In moments of bravery, we speed out to the inner circle, keeping our pace in the fast lane.
In moments of caution, we remain on the outer circle, gripping the wall for dear life.
Sometimes another gently pulls us off the wall.
We get blisters and bruises.
We ram into others, stop and apologize, and then lend a hand.
We tangle up our feet and fall on our butts. Some of us have more grace, some of us more padding.
If we aren’t careful, when we try to pull others up, we fall down right with them.
From the sideline, we observe those gliding by, wondering how they do the things they do, or questioning if we might, someday, do the same thing.
We sweat. We stink.
Sometimes we trade in the skates that served us well, in hopes of discovering a better fit or style.
There are speeders who don’t pay attention to anyone else, until they collide into someone, or collapse from exhaustion.
Racing ahead, we partake in games, in hopes of a prize.
Some are left behind.
While many never seem to catch up.
We feel the wind in our faces and the rush of adrenaline.
We are surrounded by lights that illuminate our way.
Some spin and do tricks, in hopes of gaining attention.

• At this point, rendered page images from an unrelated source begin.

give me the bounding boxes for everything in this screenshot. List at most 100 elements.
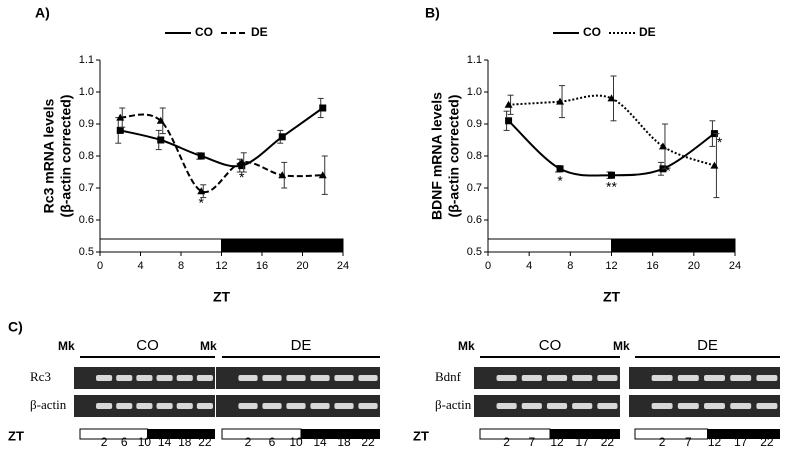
y-tick-label: 0.7 [79, 182, 94, 194]
band [176, 403, 193, 409]
marker [116, 113, 125, 121]
band [196, 375, 213, 381]
group-label: CO [539, 337, 562, 354]
band [96, 403, 113, 409]
band [756, 375, 778, 381]
y-tick-label: 0.7 [467, 182, 482, 194]
x-tick-label: 12 [215, 260, 227, 272]
band [238, 375, 258, 381]
panel-label: C) [8, 319, 23, 335]
zt-value: 12 [550, 435, 564, 449]
zt-value: 10 [289, 435, 303, 449]
x-tick-label: 20 [296, 260, 308, 272]
marker [505, 117, 513, 125]
legend-label: DE [251, 25, 268, 39]
band [756, 403, 778, 409]
row-label: β-actin [30, 397, 67, 412]
zt-value: 17 [576, 435, 590, 449]
zt-value: 2 [659, 435, 666, 449]
band [286, 375, 306, 381]
dark-box [301, 429, 380, 439]
zt-value: 7 [528, 435, 535, 449]
dark-box [147, 429, 215, 439]
band [521, 403, 542, 409]
x-tick-label: 0 [97, 260, 103, 272]
band [677, 375, 699, 381]
marker [710, 161, 719, 169]
x-axis-label: ZT [213, 289, 231, 305]
row-label: β-actin [435, 397, 472, 412]
x-tick-label: 24 [337, 260, 349, 272]
band [136, 375, 153, 381]
x-tick-label: 16 [647, 260, 659, 272]
marker [238, 162, 246, 170]
band [156, 375, 173, 381]
zt-value: 22 [198, 435, 212, 449]
legend-label: DE [639, 25, 656, 39]
y-tick-label: 0.5 [467, 246, 482, 258]
x-tick-label: 8 [567, 260, 573, 272]
band [597, 403, 618, 409]
series-line [507, 120, 715, 177]
zt-label: ZT [413, 428, 429, 443]
marker [278, 171, 287, 179]
zt-value: 12 [708, 435, 722, 449]
marker-lane-label: Mk [613, 339, 630, 353]
y-axis-label: Rc3 mRNA levels [41, 98, 57, 213]
marker [157, 136, 165, 144]
band [496, 375, 517, 381]
band [262, 403, 282, 409]
zt-value: 14 [158, 435, 172, 449]
marker [556, 165, 564, 173]
row-label: Bdnf [435, 369, 462, 384]
zt-value: 22 [601, 435, 615, 449]
band [597, 375, 618, 381]
band [358, 403, 378, 409]
dark-box [707, 429, 780, 439]
y-tick-label: 0.9 [79, 118, 94, 130]
marker-lane-label: Mk [458, 339, 475, 353]
zt-value: 6 [269, 435, 276, 449]
x-tick-label: 0 [485, 260, 491, 272]
marker [156, 116, 165, 124]
band [238, 403, 258, 409]
light-box [634, 428, 708, 440]
light-box [479, 428, 551, 440]
x-tick-label: 12 [605, 260, 617, 272]
marker [504, 100, 513, 108]
annotation: * [239, 169, 245, 185]
legend-label: CO [195, 25, 213, 39]
y-tick-label: 0.8 [79, 150, 94, 162]
dark-phase [221, 238, 344, 253]
y-axis-label: (β-actin corrected) [446, 95, 462, 218]
band [334, 403, 354, 409]
row-label: Rc3 [30, 369, 51, 384]
x-axis-label: ZT [603, 289, 621, 305]
zt-value: 18 [178, 435, 192, 449]
band [677, 403, 699, 409]
zt-value: 22 [760, 435, 774, 449]
band [358, 375, 378, 381]
panel-label: B) [425, 5, 440, 21]
y-tick-label: 1.1 [467, 54, 482, 66]
band [262, 375, 282, 381]
group-label: DE [697, 337, 718, 354]
dark-box [550, 429, 620, 439]
marker [278, 133, 286, 141]
band [521, 375, 542, 381]
band [496, 403, 517, 409]
marker [197, 152, 205, 160]
zt-value: 17 [734, 435, 748, 449]
marker-lane-label: Mk [200, 339, 217, 353]
marker [237, 158, 246, 166]
zt-value: 2 [503, 435, 510, 449]
group-label: CO [136, 337, 159, 354]
zt-value: 7 [685, 435, 692, 449]
zt-value: 10 [138, 435, 152, 449]
marker [319, 104, 327, 112]
annotation: * [665, 163, 671, 179]
band [730, 375, 752, 381]
marker [607, 94, 616, 102]
series-line [508, 94, 715, 167]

Somewhere, up high in a box is a person in charge. We may make a request or keep moving without second thought.
We don’t take much notice that we are going round and round, only to end up right back where we started.
When we rest, regroup, and nurse our injuries, there is nothing that can stop us from getting back on our feet, and starting the circular journey, all over again.
And in the end, when the music inevitably stops, we all must leave.